The fight against all these groups continues.

Mueller revealed that the FBI has "several thousand open terrorism-related cases" at any given time. He cited intelligence and international partnerships as the keys to disrupting terrorist networks and preventing attacks.

"We never know when a fragment of information uncovered in one country could unearth an entire network of terror in another. ... The intelligence we seek often resides where our adversaries are based, not where we are based," he said.

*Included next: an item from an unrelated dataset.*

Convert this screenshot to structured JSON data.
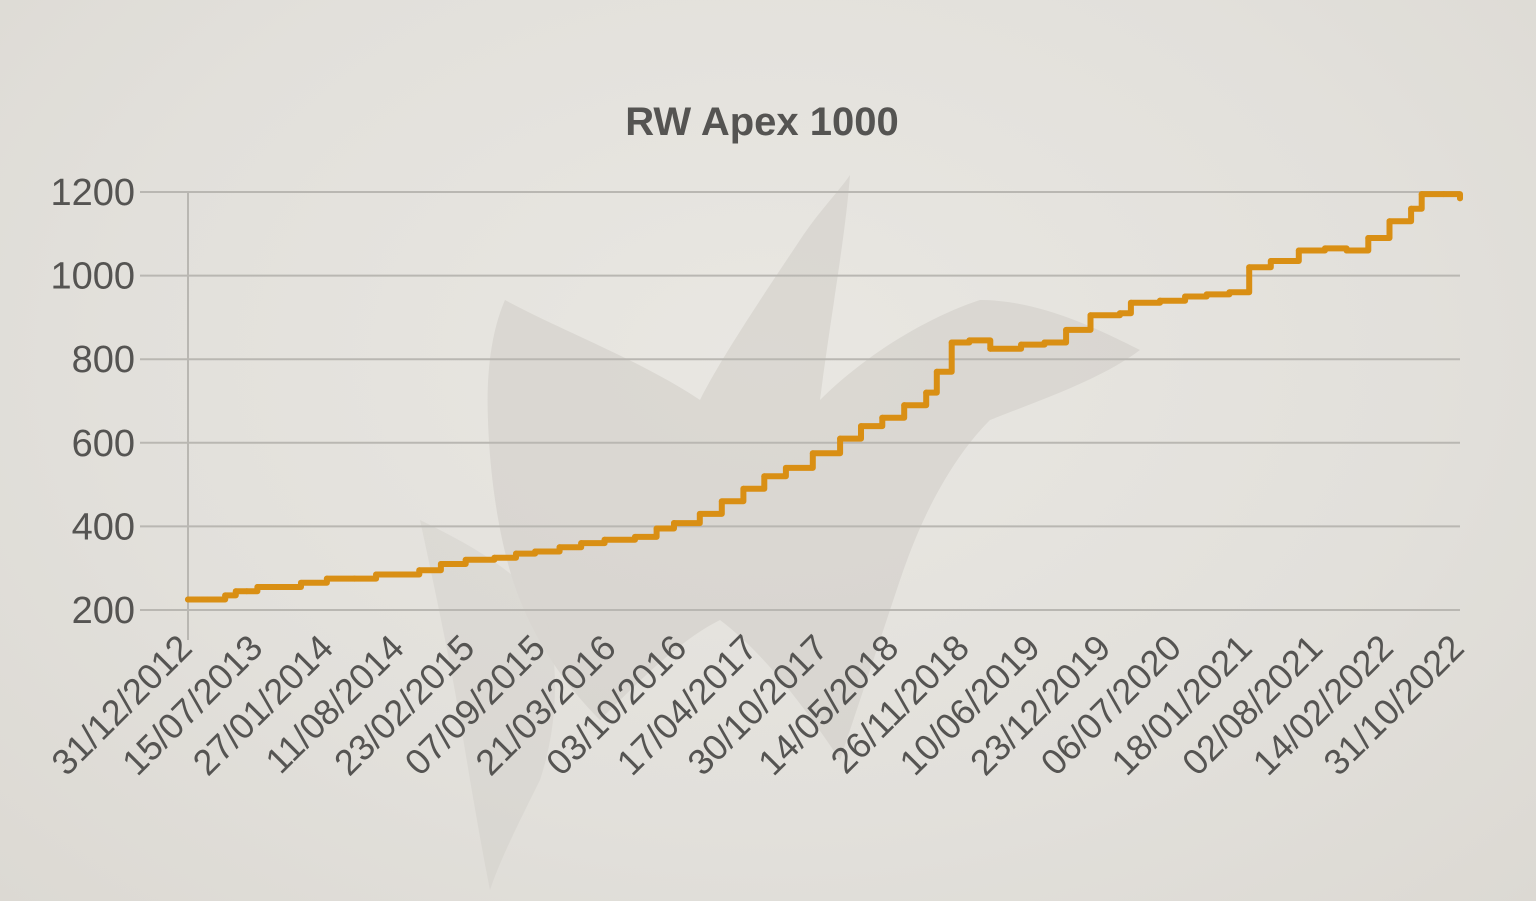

The process. The FBI, he said, continually mines for intelligence, sifting for scraps of information like a "phone number...or a name...or a receipt from a bank transaction" that might yield important clues. Then, we use the key pieces of information we've collected to help paint a larger picture. Finally, once the threat is under control, we use our cases as "intelligence collection platforms." 

"There is not a terrorist group that we have taken down since September 11 in which one or more of them have not decided to cooperate," Mueller said. "And from that cooperation comes a vast pool of intelligence."  

Partnerships. Mueller praised British authorities, saying that the Bureau's relationship with them "remains a model of international intelligence and law enforcement cooperation." 

For example: The FBI's office in London—known as a Legal Attaché—has "20 to 30 in-person meetings every week with British intelligence and law enforcement officials" where intelligence is shared and each other's investigations are supported. Mueller said that FBI staff in the U.K. "works every day with officials in the security services, with New Scotland Yard, and with Britain's other 57 constabularies." 

Mueller predicted that al Qaeda and like-minded terrorists will be defeated, but only together: "Our enemies live in the seams of our jurisdictions. No single agency or nation can find them and fight them alone. If we are to protect our citizens, working together is not just the best option, it is the only option."